Elena: One thing we did was just explain to him that you’ve got to have different teachers because you’re not going to have the same teacher the whole time and just to try and be polite. We had to get used to teaching him where my car would be and he walks to the car. So the first couple of days I waited at the bottom of a walkway and my car was sort of half way down that street and I’d walk down with him and then eventually after the first week or two I would just sit in the car and he would just walk down to the car. So that was one transition was getting him to and from school.
Frances Burns: Something as simple as a school uniform that would be purchased at some point in the school holiday is going to be new clothing for the child so even something like that you can adjust, you can help your child adjust to by wearing the uniform in the holidays. Practice getting up in the morning and getting ready for school. Drive to school in the morning and pretend that that’s going to be your morning’s activity.
Dolores: The transition for James going from primary to high school was, for us was quite easy. All it took was just a couple of visits to that high school and just for us to do some little social stories at home about the fact that he was moving from one school to the other and because he was getting older.
Frances Burns: It’s hard to predict what your child’s experience is going to be like in Year 7. It’s ideal for it to be what I call a seamless transition and I think you can only do your best to prepare for that.
Dr Richard Eisenmajer: I say to parents all the time ‘Don’t give up. It’s kind of…you know…not an unexpected thing for things to blow up a bit in Year 7. But don’t give up on education.’ It’s more like ‘how are we going to find our way around it?’ And there are alternatives. We’re looking at things like part-time placements. The child may even home school for the year. The child may come to school in a very infrequent way and then repeat Year 7 the following year.
Frances Burns: There’s no need to assume that transition is going to be difficult or that issues will occur. Any school worth it’s salt will be doing its best to make sure that they pre-empt any potential issues before they happen. You’ve got a lot of Year 7’s coming in. All the students are new and teachers know that all students are dealing with transition.

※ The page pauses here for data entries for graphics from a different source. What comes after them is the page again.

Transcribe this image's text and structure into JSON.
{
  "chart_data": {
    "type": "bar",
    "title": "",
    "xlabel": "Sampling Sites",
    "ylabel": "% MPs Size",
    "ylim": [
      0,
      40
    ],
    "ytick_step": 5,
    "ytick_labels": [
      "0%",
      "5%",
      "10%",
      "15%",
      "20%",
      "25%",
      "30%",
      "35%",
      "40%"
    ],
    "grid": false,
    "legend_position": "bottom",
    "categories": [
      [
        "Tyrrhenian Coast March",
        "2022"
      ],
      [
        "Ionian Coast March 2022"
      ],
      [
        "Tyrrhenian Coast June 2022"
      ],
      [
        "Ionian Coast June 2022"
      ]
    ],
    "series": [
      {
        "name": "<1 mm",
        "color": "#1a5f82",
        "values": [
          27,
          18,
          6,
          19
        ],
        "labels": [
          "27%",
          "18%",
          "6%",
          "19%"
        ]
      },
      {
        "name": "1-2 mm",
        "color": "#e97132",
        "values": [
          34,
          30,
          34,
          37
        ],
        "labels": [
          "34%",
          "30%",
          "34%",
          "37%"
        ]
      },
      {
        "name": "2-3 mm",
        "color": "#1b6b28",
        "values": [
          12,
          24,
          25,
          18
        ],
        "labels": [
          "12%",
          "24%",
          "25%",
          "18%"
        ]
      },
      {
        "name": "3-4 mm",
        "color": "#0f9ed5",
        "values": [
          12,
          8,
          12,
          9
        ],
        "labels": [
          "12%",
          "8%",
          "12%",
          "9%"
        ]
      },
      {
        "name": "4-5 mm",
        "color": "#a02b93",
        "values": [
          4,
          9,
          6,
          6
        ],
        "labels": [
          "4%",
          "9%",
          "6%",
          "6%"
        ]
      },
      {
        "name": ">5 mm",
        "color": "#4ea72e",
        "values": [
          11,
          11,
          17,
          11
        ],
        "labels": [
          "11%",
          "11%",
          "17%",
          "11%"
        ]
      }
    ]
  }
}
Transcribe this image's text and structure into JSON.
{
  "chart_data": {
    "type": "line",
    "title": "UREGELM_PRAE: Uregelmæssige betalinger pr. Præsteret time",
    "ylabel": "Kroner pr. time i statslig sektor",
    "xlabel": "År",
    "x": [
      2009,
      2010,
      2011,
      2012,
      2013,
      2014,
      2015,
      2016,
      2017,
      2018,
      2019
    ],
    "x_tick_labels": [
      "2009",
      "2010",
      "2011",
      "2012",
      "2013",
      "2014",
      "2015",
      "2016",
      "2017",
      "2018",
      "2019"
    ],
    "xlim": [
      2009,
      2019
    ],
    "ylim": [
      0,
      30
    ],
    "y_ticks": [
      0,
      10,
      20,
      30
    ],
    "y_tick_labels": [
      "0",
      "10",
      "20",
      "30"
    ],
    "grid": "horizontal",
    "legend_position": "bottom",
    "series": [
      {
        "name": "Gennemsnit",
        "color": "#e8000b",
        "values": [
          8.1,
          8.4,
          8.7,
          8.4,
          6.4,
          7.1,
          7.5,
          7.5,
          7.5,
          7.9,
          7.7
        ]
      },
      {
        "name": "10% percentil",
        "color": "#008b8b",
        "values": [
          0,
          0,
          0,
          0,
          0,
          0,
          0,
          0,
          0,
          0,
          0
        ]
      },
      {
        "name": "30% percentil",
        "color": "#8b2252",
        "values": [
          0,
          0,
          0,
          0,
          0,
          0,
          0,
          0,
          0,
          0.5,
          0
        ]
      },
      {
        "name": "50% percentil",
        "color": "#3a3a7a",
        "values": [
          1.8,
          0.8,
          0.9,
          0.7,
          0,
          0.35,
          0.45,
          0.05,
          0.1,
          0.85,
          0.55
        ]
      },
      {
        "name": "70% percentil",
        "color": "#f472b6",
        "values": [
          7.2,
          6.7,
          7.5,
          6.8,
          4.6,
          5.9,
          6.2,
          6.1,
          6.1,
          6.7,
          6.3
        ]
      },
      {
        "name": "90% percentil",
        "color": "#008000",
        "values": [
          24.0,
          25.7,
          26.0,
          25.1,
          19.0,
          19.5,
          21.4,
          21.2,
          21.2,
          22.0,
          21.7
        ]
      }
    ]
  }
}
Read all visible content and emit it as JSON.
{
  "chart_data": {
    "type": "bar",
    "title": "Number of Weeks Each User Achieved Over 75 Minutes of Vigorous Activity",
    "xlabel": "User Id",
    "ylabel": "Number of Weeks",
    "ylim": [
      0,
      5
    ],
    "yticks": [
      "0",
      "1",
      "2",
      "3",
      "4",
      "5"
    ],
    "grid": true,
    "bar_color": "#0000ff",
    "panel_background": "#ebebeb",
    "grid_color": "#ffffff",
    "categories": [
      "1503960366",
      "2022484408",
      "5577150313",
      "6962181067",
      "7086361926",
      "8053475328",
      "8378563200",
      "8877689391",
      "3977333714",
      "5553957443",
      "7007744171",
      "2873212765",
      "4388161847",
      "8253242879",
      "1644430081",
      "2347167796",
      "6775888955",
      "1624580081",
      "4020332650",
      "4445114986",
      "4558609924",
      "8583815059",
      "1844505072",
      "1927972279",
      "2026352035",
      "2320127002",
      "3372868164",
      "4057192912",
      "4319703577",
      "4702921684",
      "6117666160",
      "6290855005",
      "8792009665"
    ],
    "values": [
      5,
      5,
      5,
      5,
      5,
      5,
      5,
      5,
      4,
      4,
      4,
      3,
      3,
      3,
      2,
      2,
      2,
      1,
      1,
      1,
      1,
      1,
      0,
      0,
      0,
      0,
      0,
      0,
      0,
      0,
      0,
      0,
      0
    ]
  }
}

Dolores: I think schools and people within the schools, the teachers, are used to us worrying parents. So they kind of know how to help you through that and sometimes it’s us as the parents that need the help more than the child does. I mean my husband and I worried about James going into high school more than he worried about it.
Frances Burns: Transitioning to high school and having a successful high school experience from Years 7 right through to 12 is certainly achievable for all children regardless of their special needs. Regardless of challenging behaviours. You need to celebrate the progress that your child has made. And every child will make academic progress. Every child will make social progress. But the way to measure that progress is what did they enter school with and how far have they come in their progress?